L’intervento russo in questo senso è stato osservato anche in Mali e Burkina-Faso, gli altri due grandi Paesi del Sahel in cui c’è stata una svolta autoritaria al vertice del potere. Mosca ha preso le parti dei golpisti, traendo grande vantaggio dall’accresciuta instabilità e dal vuoto di potere. Non a caso nelle piazze nigerine oggi si brucia la bandiera francese mentre si sventola quella russa. La Russia, tramite i miliziani Wagner, detiene dunque il controllo dei flussi di denaro e di persone. Non a caso, ancora una volta, a fine luglio si è svolta la seconda edizione del summit Russia-Africa, a quattro anni di distanza dal primo vertice del 2019.
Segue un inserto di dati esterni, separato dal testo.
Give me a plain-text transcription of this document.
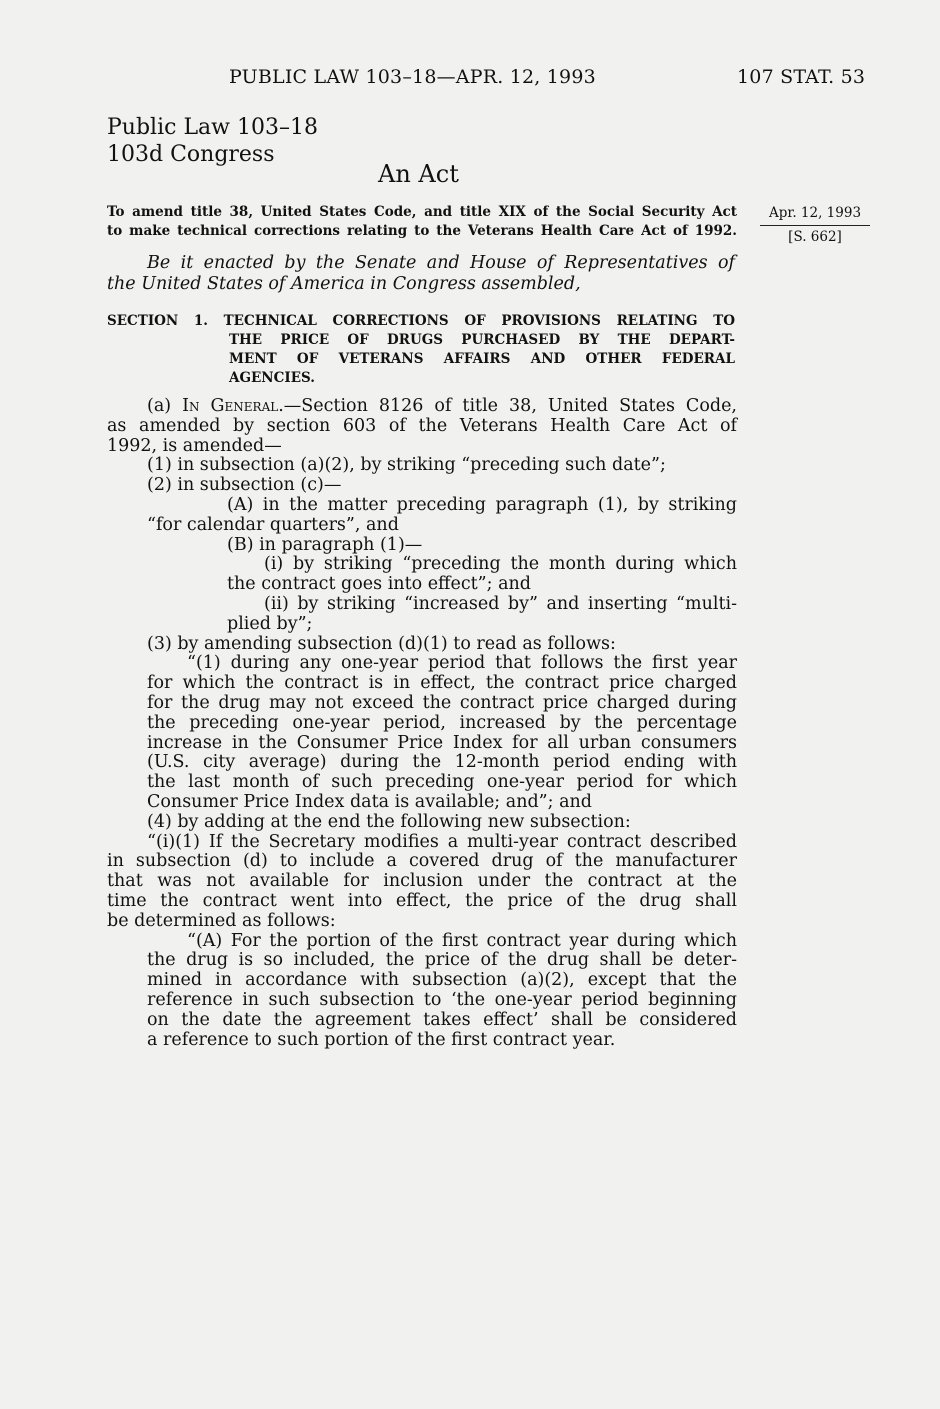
PUBLIC LAW 103–18—APR. 12, 1993	107 STAT. 53
Public Law 103–18
103d Congress
An Act
To amend title 38, United States Code, and title XIX of the Social Security Act
to make technical corrections relating to the Veterans Health Care Act of 1992.
Apr. 12, 1993
[S. 662]
Be it enacted by the Senate and House of Representatives of
the United States of America in Congress assembled,
SECTION 1. TECHNICAL CORRECTIONS OF PROVISIONS RELATING TO
THE PRICE OF DRUGS PURCHASED BY THE DEPART-
MENT OF VETERANS AFFAIRS AND OTHER FEDERAL
AGENCIES.
(a) In General.—Section 8126 of title 38, United States Code,
as amended by section 603 of the Veterans Health Care Act of
1992, is amended—
(1) in subsection (a)(2), by striking “preceding such date”;
(2) in subsection (c)—
(A) in the matter preceding paragraph (1), by striking
“for calendar quarters”, and
(B) in paragraph (1)—
(i) by striking “preceding the month during which
the contract goes into effect”; and
(ii) by striking “increased by” and inserting “multi-
plied by”;
(3) by amending subsection (d)(1) to read as follows:
“(1) during any one-year period that follows the first year
for which the contract is in effect, the contract price charged
for the drug may not exceed the contract price charged during
the preceding one-year period, increased by the percentage
increase in the Consumer Price Index for all urban consumers
(U.S. city average) during the 12-month period ending with
the last month of such preceding one-year period for which
Consumer Price Index data is available; and”; and
(4) by adding at the end the following new subsection:
“(i)(1) If the Secretary modifies a multi-year contract described
in subsection (d) to include a covered drug of the manufacturer
that was not available for inclusion under the contract at the
time the contract went into effect, the price of the drug shall
be determined as follows:
“(A) For the portion of the first contract year during which
the drug is so included, the price of the drug shall be deter-
mined in accordance with subsection (a)(2), except that the
reference in such subsection to ‘the one-year period beginning
on the date the agreement takes effect’ shall be considered
a reference to such portion of the first contract year.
Perché la crisi in Niger è importante per l’Occidente: i rischi

Ma perché una crisi così lontana geograficamente da noi, seppur profonda, ci dovrebbe far preoccupare? Oltre all’Ecowas, anche Ue e Usa si siano schierati apertamente dalla parte del presidente destituito Bazoum, condannando senza appello i golpisti e chiedendo un ritorno all’ordine costituzionale. Tutto questo perché per l’Occidente è cruciale che il Niger rimanga un alleato nella lotta contro i gruppi jihadisti in Africa e, soprattuto, per fungere da argine ai massicci flussi migratori provenienti da tutta l’Africa sub-sahariana (qui abbiamo parlato del nuovo patto sui migranti: l’Italia spenderà di più?).

L’Europa e in particolare l’Italia sono molto vulnerabili in questo senso. Se uno Stato così strategicamente importante come il Niger dovesse cadere del tutto nelle mani della Russia, come è avvenuto nei vicini Burkina-Faso e Mali, il Cremlino potrebbe ricattare e colpire l’Occidente scatenando il caos migranti. La Francia, che nella regione è storicamente presente e attiva, non ha perso tempo. Il Niger è un partner strategico soprattutto per Parigi, che attualmente conta circa 1.500 soldati dislocati nel Paese. Il 29 luglio Macron ha annunciato l’interruzione degli aiuti allo sviluppo, tentando di colpire economicamente i golpisti. Il braccio di ferro con la Russia di Putin è però destinato a continuare a lungo.